米澤穂信『秋期限定栗きんとん事件』

あの日の放課後、手紙で呼び出されて以降、ぼくの幸せな高校生活は始まった。学校中を二人で巡った文化祭。夜風がちょっと寒かったクリスマス。お正月には揃って初詣。ぼくに「小さな誤解でやきもち焼いて口げんか」みたいな日が来るとは、実際、まるで思っていなかったのだ。―それなのに、小鳩君は機会があれば彼女そっちのけで謎解きを繰り広げてしまい…

「小市民シリーズ」も3作目ということで、あらかじめわかっていることではあるのですが、主人公二人の性格が悪すぎて全く感情移入できないのが少々つらいところですね。ミステリーとしてはそれほどややこしい話ではなく、たぶんこいつだなと思った人物が予想通り犯人で、その意味でもちょっと拍子抜けしてしまいました。ただ、表面的に起こっている事件の犯人と新聞部員、そしてその背後で何やら暗躍している小山内さんと小鳩くんという二重の対決構造はなかなか巧みだし、意外な事実が明らかにされるラストの一撃もビシッと決まっていました。

表面的にはユーモラスで軽い意匠をまとっているものの、内容的にはなかなかダークな青春小説になっていて、脇役たちが主人公二人を際立たせるためのコマのように扱われるストーリーはあまり愉快なものではありませんが、事件を通して変化していく自意識過剰な高校生の成長(?)物語としては 、シリーズ最終巻となるであろう次作に向けて楽しみな展開ともいえます。

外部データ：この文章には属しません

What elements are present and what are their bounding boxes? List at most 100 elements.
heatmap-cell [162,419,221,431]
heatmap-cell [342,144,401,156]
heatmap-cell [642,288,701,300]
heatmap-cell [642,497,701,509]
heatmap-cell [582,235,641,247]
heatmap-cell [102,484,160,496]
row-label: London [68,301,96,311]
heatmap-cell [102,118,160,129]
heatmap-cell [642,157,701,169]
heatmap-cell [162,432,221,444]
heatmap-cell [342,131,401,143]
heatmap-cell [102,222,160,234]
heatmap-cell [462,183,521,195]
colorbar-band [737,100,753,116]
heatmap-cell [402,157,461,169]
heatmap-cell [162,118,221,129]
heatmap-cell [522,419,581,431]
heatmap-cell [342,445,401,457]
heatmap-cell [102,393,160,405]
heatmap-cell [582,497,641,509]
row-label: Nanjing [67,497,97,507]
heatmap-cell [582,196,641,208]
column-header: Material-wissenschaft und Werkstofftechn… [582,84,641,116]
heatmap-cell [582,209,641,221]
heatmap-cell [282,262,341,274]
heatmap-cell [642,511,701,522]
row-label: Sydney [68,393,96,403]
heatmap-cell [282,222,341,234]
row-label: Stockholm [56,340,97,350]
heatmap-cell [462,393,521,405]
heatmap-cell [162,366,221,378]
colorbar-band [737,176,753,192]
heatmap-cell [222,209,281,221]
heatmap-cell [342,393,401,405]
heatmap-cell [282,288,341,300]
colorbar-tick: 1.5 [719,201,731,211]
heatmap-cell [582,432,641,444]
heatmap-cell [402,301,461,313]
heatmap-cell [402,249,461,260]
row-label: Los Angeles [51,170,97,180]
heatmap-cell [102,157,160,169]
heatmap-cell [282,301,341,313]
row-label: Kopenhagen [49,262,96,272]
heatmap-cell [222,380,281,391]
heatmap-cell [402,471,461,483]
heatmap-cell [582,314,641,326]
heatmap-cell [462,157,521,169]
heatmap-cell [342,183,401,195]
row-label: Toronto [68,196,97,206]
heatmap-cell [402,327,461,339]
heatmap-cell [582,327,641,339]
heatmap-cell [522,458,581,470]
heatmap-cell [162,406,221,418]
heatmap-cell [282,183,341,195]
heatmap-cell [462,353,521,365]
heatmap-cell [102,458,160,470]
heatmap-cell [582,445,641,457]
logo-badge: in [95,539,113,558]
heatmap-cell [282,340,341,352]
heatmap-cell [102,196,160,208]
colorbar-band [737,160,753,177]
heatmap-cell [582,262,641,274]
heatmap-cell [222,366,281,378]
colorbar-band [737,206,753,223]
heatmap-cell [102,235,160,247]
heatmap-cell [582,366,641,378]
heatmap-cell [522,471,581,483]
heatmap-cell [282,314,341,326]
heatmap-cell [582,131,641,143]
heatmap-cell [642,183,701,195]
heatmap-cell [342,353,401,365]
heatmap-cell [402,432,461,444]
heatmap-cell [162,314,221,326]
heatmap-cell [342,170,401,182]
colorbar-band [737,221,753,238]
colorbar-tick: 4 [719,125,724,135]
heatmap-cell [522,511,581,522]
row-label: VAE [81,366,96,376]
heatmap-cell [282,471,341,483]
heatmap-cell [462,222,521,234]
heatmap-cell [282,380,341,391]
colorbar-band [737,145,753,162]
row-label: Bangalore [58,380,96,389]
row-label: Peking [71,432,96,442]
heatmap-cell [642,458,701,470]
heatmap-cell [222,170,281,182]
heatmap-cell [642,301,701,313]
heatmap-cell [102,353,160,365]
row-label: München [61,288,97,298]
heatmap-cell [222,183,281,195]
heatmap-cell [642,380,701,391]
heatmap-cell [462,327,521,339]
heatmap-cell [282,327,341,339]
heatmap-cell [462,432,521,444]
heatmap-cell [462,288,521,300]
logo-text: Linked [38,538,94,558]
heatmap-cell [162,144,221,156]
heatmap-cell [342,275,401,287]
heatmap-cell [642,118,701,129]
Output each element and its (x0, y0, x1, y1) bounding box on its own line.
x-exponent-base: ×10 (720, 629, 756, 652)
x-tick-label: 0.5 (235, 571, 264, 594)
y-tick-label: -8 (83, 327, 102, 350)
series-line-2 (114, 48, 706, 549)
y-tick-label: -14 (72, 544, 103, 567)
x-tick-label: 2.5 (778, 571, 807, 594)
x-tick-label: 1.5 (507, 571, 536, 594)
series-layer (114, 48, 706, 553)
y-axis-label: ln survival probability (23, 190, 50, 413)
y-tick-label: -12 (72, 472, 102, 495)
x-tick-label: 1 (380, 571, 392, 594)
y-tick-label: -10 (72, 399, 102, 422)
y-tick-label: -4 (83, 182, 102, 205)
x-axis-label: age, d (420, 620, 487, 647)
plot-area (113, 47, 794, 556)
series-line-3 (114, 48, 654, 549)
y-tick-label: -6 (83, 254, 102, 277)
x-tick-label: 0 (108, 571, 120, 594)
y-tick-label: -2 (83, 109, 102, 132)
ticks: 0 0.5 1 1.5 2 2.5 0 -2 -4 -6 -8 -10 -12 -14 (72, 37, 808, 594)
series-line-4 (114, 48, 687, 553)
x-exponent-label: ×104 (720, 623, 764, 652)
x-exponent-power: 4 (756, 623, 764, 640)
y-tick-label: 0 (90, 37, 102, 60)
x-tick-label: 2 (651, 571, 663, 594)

この作品単体で考えるとミステリーとしても青春小説としても少し物足りない部分はありますが、シリーズが完結した後に改めて読み直せば評価が大きく変わる可能性はありそうです。いずれにせよここまで読んだからには最後までつきあう覚悟はできているので、完結編を楽しみに待ちたいと思います。